Prospective case series with historical controls.
Twenty patients affected by tibial, humeral, or forearm atrophic nonunions were treated by percutaneous stabilization with unilateral external fixators and injection of autologous platelet gel. The healing time was compared to the result obtained in a historical control group treated without platelet gel supplementation.
Main Outcome Measurements:
Consolidation rate and radiographic healing time of nonunions in the 2 groups were assessed by independent blinded observers. The nonunion was judged to be healed when bridging callus formation on both radiographic views was observed on at least 3 of 4 cortices.
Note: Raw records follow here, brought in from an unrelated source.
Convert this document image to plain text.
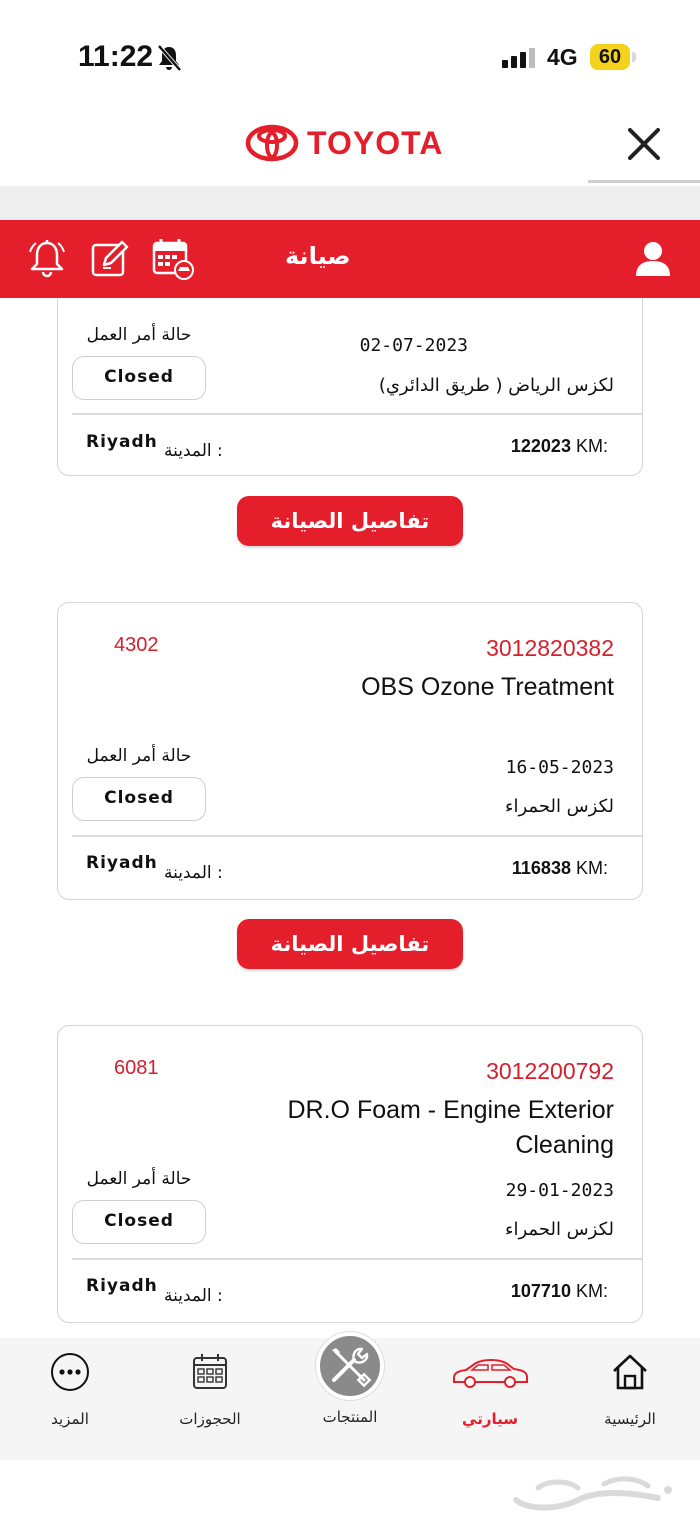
11:22	4G	60
TOYOTA
صيانة
حالة أمر العمل	02-07-2023
Closed	(لكزس الرياض ( طريق الدائري
Riyadh المدينة :	122023 KM:
تفاصيل الصيانة
4302	3012820382
OBS Ozone Treatment
حالة أمر العمل
16-05-2023
Closed	لكزس الحمراء
Riyadh المدينة :	116838 KM:
تفاصيل الصيانة
6081	3012200792
DR.O Foam - Engine Exterior Cleaning
حالة أمر العمل
29-01-2023
Closed	لكزس الحمراء
Riyadh المدينة :	107710 KM:
المزيد	الحجوزات	المنتجات	سيارتي	الرئيسية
The healing rate of nonunion was 90% (18/20) in platelet gel cases and 85% (17/20) in controls, respectively (P = 0.633). The mean time until radiographic consolidation in nonunions supplemented with platelet gel (147 ± 63 days) was not different to the result in the control group (153 ± 61 days; P = 0.784). Analyzing the mean healing time for separate segments, no differences were noted between study and control group-that is, tibia: 112 ± 43 and 130 ± 5 days, respectively (P = 0.382); humerus, 225 ± 36 and 202 ± 70 days, respectively (P = 0.530).
The present study failed to show the clinical usefulness of isolated percutaneous platelet gel supplementation in long bone nonunions treated by external fixation; however, caution should be exercised in interpreting this result because the actual numbers are small and the statistical power is limited.